By representing computation as a graph, we identify three sources of parallelism. First, the computation of the cost of a single subproblem (a node in a level) can be parallelized. For example, for computing the shortest path in the multistage graph shown in Figure 12.3, node computation can be parallelized because the complexity of node computation is itself Q(n). For many problems, however, node computation complexity is lower, limiting available parallelism.

Second, subproblems at each level can be solved in parallel. This provides a viable method for extracting parallelism from a large class of problems (including all the problems in this chapter).

The first two sources of parallelism are available to both serial and nonserial formulations. Nonserial formulations allow a third source of parallelism: pipelining of computations among different levels. Pipelining makes it possible to start solving a problem as soon as the subproblems it depends on are solved. This form of parallelism is used in the parenthesization problem.

Note that pipelining was also applied to the parallel formulation of Floyd's all-pairs shortest-paths algorithm in Section 10.4.2. As discussed in Section 12.4, this algorithm corresponds to a serial DP formulation. The nature of pipelining in this algorithm is different from the one in nonserial DP formulation. In the pipelined version of Floyd's algorithm, computation in a stage is pipelined with the communication among earlier stages. If communication cost is zero (as in a PRAM), then Floyd's algorithm does not benefit from pipelining.

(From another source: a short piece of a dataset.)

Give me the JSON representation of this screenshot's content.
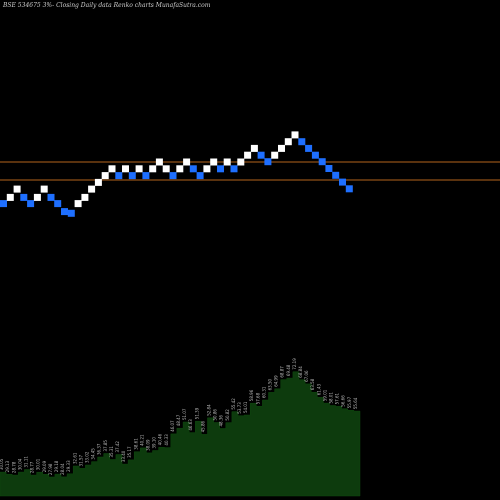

Throughout the chapter, we have seen the importance of data locality. If the solution to a problem requires results from other subproblems, the cost of communicating those results must be less than the cost of solving the problem. In some problems (the 0/1 knapsack problem, for example) the degree of locality is much smaller than in other problems such as the longest-common-subsequence problem and Floyd's all-pairs shortest-paths algorithm.